Michel William Jeffrey Sadelain was born in Paris, France on 21 April, 1960. He received his baccalaureat degree in Math in France and MD degree from the University Paris in 1984, training with Pr. Gabriel Richet. He continued his training in Immunology at the University of Alberta (Edmonton, Canada) with Dr. Thomas Wegmann and pursued his postdoctoral research at the Whitehead Institute for Biomedical Research at MIT (Cambridge, MA) with Dr. Richard Mulligan (1989-94). In 1994 Dr. Sadelain began his work at Memorial Sloan Kettering Cancer Center, where he founded the Center for Cell Engineering in 2007.
Dr. Sadelain’s research has been on the forefront of stem cell and T cell engineering, with the aim of devising safe, effective, and ultimately curative treatments for severe hereditary blood disorders and cancers. His lab conceived receptors for antigens that he named chimeric antigen receptors (CARs) and identified CD19 as an optimal therapeutic target, for which he provided the first experimental evidence by demonstrating that human T cells could be engineered to effectively target CD19+ lymphomas and leukemias in mice (Brentjens et al, 2003). His lab obtained the first FDA approval for a CD19 CAR therapy trial in the US. In 2013, his team was the first to report dramatic responses to CD19 CAR therapy in adults with relapsed and refractory acute lymphocytic leukemia (ALL) leading to long-term survival. CAR therapies were approved by the FDA in 2017. The advent of CD19 CAR therapy has paved the way for a nascent global cell therapy industry that is poised to advance other cell-based medicines and regenerative medicine.

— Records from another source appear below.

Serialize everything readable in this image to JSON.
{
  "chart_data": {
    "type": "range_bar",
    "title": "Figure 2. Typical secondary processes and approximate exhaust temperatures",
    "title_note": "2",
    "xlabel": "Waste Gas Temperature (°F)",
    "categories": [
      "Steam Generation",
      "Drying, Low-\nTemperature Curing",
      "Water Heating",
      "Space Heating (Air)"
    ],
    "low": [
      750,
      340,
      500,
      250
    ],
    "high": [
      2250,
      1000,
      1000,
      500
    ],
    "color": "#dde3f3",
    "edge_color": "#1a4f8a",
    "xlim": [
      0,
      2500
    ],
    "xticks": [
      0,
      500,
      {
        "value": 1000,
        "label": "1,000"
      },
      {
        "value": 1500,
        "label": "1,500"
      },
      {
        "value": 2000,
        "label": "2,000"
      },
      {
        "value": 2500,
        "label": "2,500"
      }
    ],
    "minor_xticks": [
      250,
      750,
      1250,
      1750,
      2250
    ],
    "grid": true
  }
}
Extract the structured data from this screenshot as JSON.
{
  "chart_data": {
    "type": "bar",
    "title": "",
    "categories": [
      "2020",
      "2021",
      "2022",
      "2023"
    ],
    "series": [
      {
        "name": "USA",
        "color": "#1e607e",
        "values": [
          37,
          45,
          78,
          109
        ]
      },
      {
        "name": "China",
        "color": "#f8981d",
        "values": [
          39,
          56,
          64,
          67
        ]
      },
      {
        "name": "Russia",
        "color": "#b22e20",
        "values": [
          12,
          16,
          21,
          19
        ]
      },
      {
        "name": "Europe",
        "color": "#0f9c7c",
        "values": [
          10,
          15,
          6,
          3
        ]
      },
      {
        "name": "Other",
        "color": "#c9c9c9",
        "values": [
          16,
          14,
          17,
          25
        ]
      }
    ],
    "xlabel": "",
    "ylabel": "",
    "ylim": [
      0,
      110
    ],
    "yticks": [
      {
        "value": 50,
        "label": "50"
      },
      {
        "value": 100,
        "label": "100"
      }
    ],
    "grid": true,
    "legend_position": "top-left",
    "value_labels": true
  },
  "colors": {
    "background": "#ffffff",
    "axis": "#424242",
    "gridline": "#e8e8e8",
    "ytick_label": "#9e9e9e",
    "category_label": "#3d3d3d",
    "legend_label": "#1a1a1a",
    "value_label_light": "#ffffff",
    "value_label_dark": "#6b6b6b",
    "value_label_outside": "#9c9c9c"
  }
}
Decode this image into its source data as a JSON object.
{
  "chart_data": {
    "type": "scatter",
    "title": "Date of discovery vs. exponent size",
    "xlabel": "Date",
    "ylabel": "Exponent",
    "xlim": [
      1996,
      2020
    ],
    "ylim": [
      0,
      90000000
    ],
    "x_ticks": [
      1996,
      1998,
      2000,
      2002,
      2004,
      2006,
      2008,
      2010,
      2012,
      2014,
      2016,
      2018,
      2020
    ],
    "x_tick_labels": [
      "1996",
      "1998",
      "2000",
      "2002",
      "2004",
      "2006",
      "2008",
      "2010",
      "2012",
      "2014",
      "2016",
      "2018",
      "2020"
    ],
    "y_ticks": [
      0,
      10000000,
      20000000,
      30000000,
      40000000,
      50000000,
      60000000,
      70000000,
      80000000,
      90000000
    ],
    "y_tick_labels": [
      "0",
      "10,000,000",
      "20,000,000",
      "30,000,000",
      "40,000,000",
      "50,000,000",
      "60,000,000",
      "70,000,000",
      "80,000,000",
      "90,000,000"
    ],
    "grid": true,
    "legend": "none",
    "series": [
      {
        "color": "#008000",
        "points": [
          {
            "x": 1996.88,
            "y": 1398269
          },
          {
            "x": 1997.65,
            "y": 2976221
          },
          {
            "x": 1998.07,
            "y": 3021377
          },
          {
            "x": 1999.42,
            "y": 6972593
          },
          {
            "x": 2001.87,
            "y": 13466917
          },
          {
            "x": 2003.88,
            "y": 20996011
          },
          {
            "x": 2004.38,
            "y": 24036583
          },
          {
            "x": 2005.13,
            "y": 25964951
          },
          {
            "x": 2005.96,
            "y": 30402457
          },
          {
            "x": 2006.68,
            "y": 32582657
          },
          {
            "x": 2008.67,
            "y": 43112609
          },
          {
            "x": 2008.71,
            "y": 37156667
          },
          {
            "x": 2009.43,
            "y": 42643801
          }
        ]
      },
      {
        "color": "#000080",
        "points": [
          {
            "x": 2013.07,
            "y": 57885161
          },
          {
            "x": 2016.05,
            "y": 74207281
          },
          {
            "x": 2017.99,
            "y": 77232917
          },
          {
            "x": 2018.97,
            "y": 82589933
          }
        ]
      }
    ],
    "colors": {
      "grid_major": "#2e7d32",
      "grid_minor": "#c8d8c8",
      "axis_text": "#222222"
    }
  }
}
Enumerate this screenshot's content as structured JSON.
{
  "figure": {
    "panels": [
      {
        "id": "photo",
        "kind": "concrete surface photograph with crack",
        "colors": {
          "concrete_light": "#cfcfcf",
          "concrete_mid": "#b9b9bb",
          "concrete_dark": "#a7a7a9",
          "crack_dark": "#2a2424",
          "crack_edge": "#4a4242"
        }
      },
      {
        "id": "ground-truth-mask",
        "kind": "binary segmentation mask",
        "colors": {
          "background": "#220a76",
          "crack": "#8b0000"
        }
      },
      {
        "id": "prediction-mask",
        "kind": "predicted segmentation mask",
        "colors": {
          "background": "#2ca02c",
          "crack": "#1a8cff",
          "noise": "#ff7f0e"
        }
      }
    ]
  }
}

Michel Sadelain is an author of over 280 papers and his research has led to the creation of over 60 patents. He previously served on the NIH Recombinant DNA Advisory Committee, as President of the American Society for Gene and Cell Therapy, and is an elected Fellow of the American Association of Cancer Research. He is the recipient of the Cancer Research Institute’s Coley Award for Distinguished Research in Tumor Immunology, the Sultan Bin Khalifa International Award for Innovative Medical Research on Thalassemia, the NYIPLA Inventor of the Year award, the Passano award, the Pasteur-Weizmann award, the Gabbay award, the INSERM International Prize Laureate, the ARC Foundation Léopold Griffuel award, the Outstanding Achievement Award from the American Society for Gene and Cell Therapy, the Clarivate Citation Laureate in Physiology or Medicine for breakthrough research advancing CAR therapy for the treatment of cancer, and in 2024 the Breakthrough Prize in Life Sciences and the Canada Gairdner Award.